Assuming the new FACTA risk-based pricing notice requirements are enforced, this notice will have tremendous effects throughout the retail credit sale industry. Right now, many in the credit industry ignore the proper definition of adverse action and FCRA notices are not given unless it is also an ECOA adverse action situation. This practice is based on the false assumption that §603(k)(1)(b)(iv) does not apply to credit transactions. The new requirements in FACTA makes clear that risk-based pricing notices must be provided even if the consumer is given and accepts credit, and clearly require a FCRA notice even when no ECOA notice is required. There is great potential for these notices to have beneficial effects. For instance, wherever a lender has discretion over a yield spread premium that is of a sufficiently significant amount to render a loan with that premium “materially less favorable” than one without a premium (or with a lower premium) than the consumer who is offered the credit with the higher premium is entitled to the notice. Thus, a car dealer who takes a 3% yield spread would have to provide the risk-based pricing notice. Prior to FACTA the notice did not have to tell the consumer what happened, and the statute did not require the creditor to even tell the consumer that more favorable terms are given to some people, but not them.

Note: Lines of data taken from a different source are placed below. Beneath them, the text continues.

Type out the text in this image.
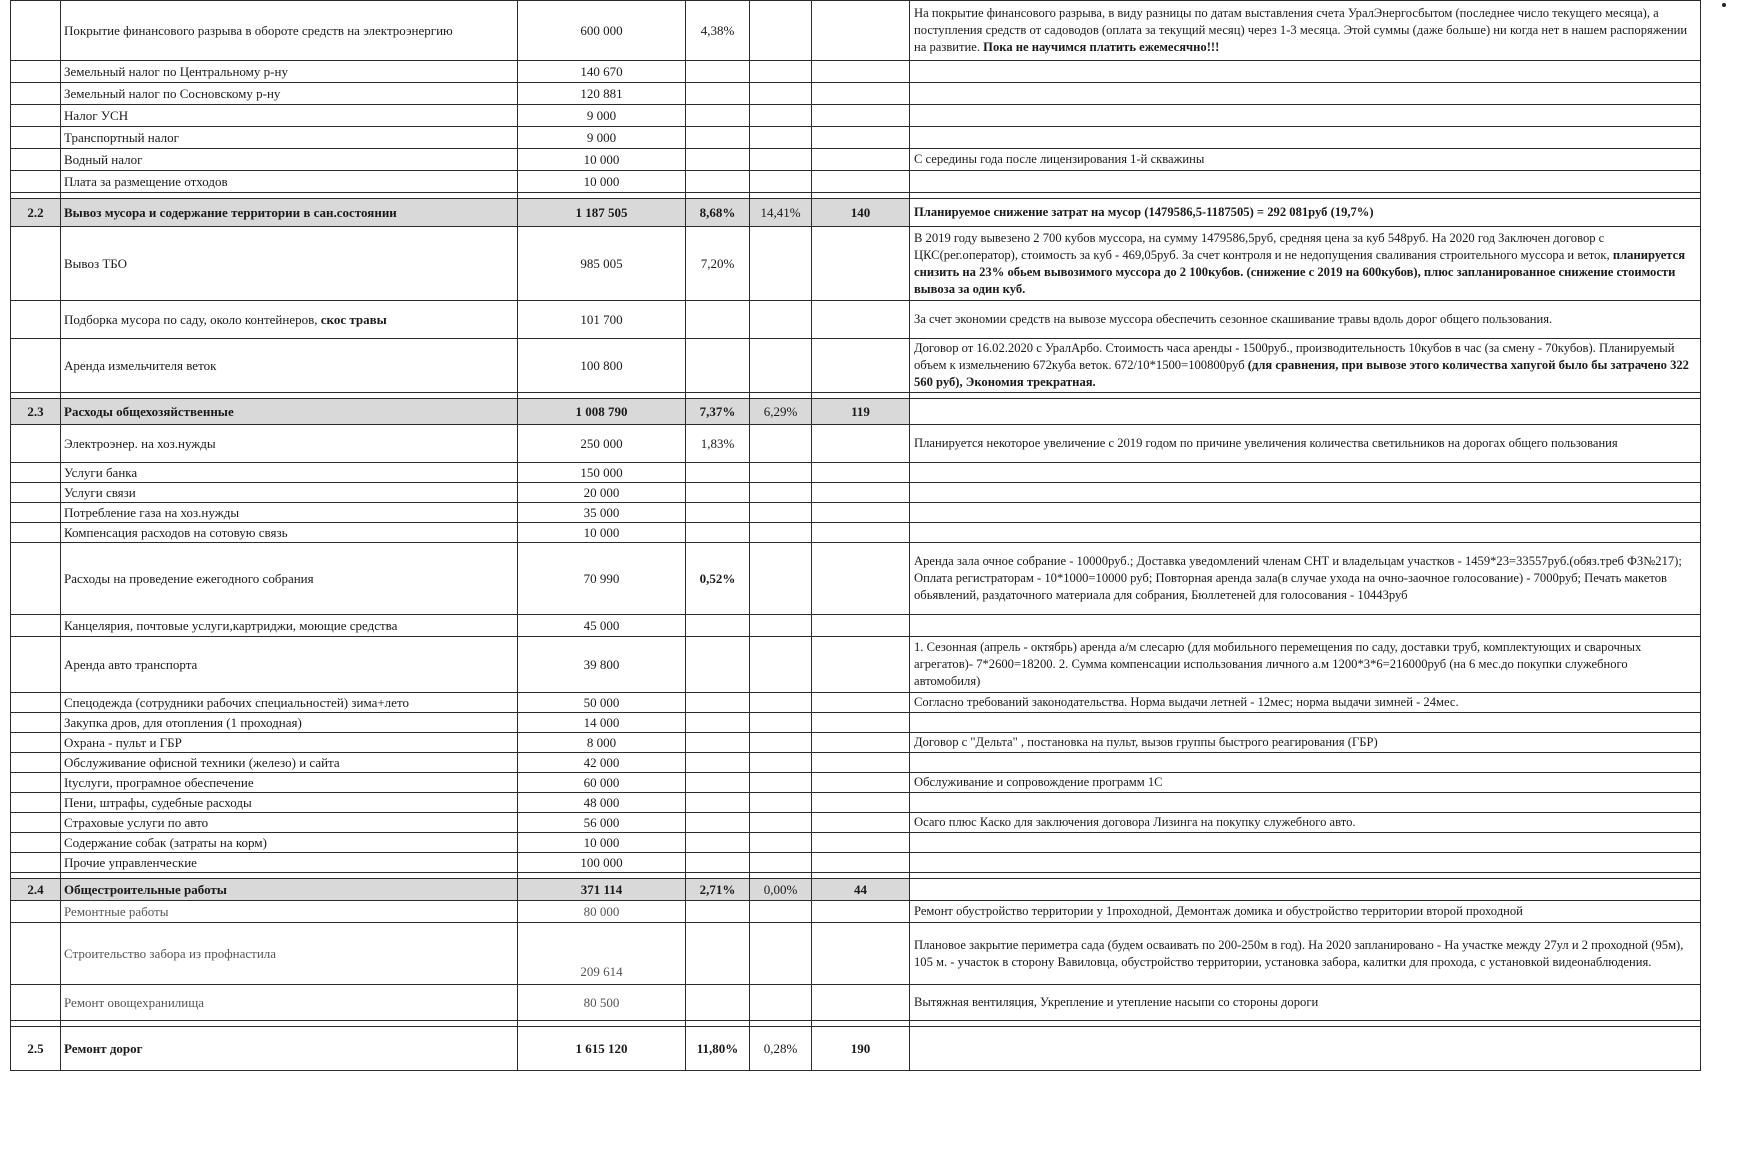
	Покрытие финансового разрыва в обороте средств на электроэнергию	600 000	4,38%			На покрытие финансового разрыва, в виду разницы по датам выставления счета УралЭнергосбытом (последнее число текущего месяца), а поступления средств от садоводов (оплата за текущий месяц) через 1-3 месяца. Этой суммы (даже больше) ни когда нет в нашем распоряжении на развитие. Пока не научимся платить ежемесячно!!!
	Земельный налог по Центральному р-ну	140 670				
	Земельный налог по Сосновскому р-ну	120 881				
	Налог УСН	9 000				
	Транспортный налог	9 000				
	Водный налог	10 000				С середины года после лицензирования 1-й скважины
	Плата за размещение отходов	10 000				

2.2	Вывоз мусора и содержание территории в сан.состоянии	1 187 505	8,68%	14,41%	140	Планируемое снижение затрат на мусор (1479586,5-1187505) = 292 081руб (19,7%)
	Вывоз ТБО	985 005	7,20%			В 2019 году вывезено 2 700 кубов муссора, на сумму 1479586,5руб, средняя цена за куб 548руб. На 2020 год Заключен договор с ЦКС(рег.оператор), стоимость за куб - 469,05руб. За счет контроля и не недопущения сваливания строительного муссора и веток, планируется снизить на 23% обьем вывозимого муссора до 2 100кубов. (снижение с 2019 на 600кубов), плюс запланированное снижение стоимости вывоза за один куб.
	Подборка мусора по саду, около контейнеров, скос травы	101 700				За счет экономии средств на вывозе муссора обеспечить сезонное скашивание травы вдоль дорог общего пользования.
	Аренда измельчителя веток	100 800				Договор от 16.02.2020 с УралАрбо. Стоимость часа аренды - 1500руб., производительность 10кубов в час (за смену - 70кубов). Планируемый объем к измельчению 672куба веток. 672/10*1500=100800руб (для сравнения, при вывозе этого количества хапугой было бы затрачено 322 560 руб), Экономия трекратная.

2.3	Расходы общехозяйственные	1 008 790	7,37%	6,29%	119	
	Электроэнер. на хоз.нужды	250 000	1,83%			Планируется некоторое увеличение с 2019 годом по причине увеличения количества светильников на дорогах общего пользования
	Услуги банка	150 000				
	Услуги связи	20 000				
	Потребление газа на хоз.нужды	35 000				
	Компенсация расходов на сотовую связь	10 000				
	Расходы на проведение ежегодного собрания	70 990	0,52%			Аренда зала очное собрание - 10000руб.; Доставка уведомлений членам СНТ и владельцам участков - 1459*23=33557руб.(обяз.треб ФЗ№217); Оплата регистраторам - 10*1000=10000 руб; Повторная аренда зала(в случае ухода на очно-заочное голосование) - 7000руб; Печать макетов обьявлений, раздаточного материала для собрания, Бюллетеней для голосования - 10443руб
	Канцелярия, почтовые услуги,картриджи, моющие средства	45 000				
	Аренда авто транспорта	39 800				1. Сезонная (апрель - октябрь) аренда а/м слесарю (для мобильного перемещения по саду, доставки труб, комплектующих и сварочных агрегатов)- 7*2600=18200. 2. Сумма компенсации использования личного а.м 1200*3*6=216000руб (на 6 мес.до покупки служебного автомобиля)
	Спецодежда (сотрудники рабочих специальностей) зима+лето	50 000				Согласно требований законодательства. Норма выдачи летней - 12мес; норма выдачи зимней - 24мес.
	Закупка дров, для отопления (1 проходная)	14 000				
	Охрана - пульт и ГБР	8 000				Договор с "Дельта" , постановка на пульт, вызов группы быстрого реагирования (ГБР)
	Обслуживание офисной техники (железо) и сайта	42 000				
	Itуслуги, програмное обеспечение	60 000				Обслуживание и сопровождение программ 1С
	Пени, штрафы, судебные расходы	48 000				
	Страховые услуги по авто	56 000				Осаго плюс Каско для заключения договора Лизинга на покупку служебного авто.
	Содержание собак (затраты на корм)	10 000				
	Прочие управленческие	100 000				

2.4	Общестроительные работы	371 114	2,71%	0,00%	44	
	Ремонтные работы	80 000				Ремонт обустройство территории у 1проходной, Демонтаж домика и обустройство территории второй проходной
	Строительство забора из профнастила	209 614				Плановое закрытие периметра сада (будем осваивать по 200-250м в год). На 2020 запланировано - На участке между 27ул и 2 проходной (95м), 105 м. - участок в сторону Вавиловца, обустройство территории, установка забора, калитки для прохода, с установкой видеонаблюдения.
	Ремонт овощехранилища	80 500				Вытяжная вентиляция, Укрепление и утепление насыпи со стороны дороги

2.5	Ремонт дорог	1 615 120	11,80%	0,28%	190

The FTC and the FRB are jointly to promulgate regulations, and those regulations will further define “materially less favorable” and the required content of the notice. The true meaning of this provision will not be apparent until these regulations are seen. These regulations will be extremely important for determining when this notice is required. A problem may arise if the agencies define “materially less favorable” to require a huge difference from the most favorable terms; courts might use that definition to interpret “adverse to the interests of the consumer” for the §615(a) notice. Thus, if the new risk-based pricing notice under §615(h) is administratively regulated to apply to only a narrow range of credit decisions, that provision may effectively lead courts to correspondingly interpret the breadth of §615(a)’s adverse action notices more narrowly.

A major drawback to the new risk-based pricing notice requirement is that it can only be enforced through Federal agencies and officials under §621 of the Act and states are preempted from regulating the subject matter of the provision.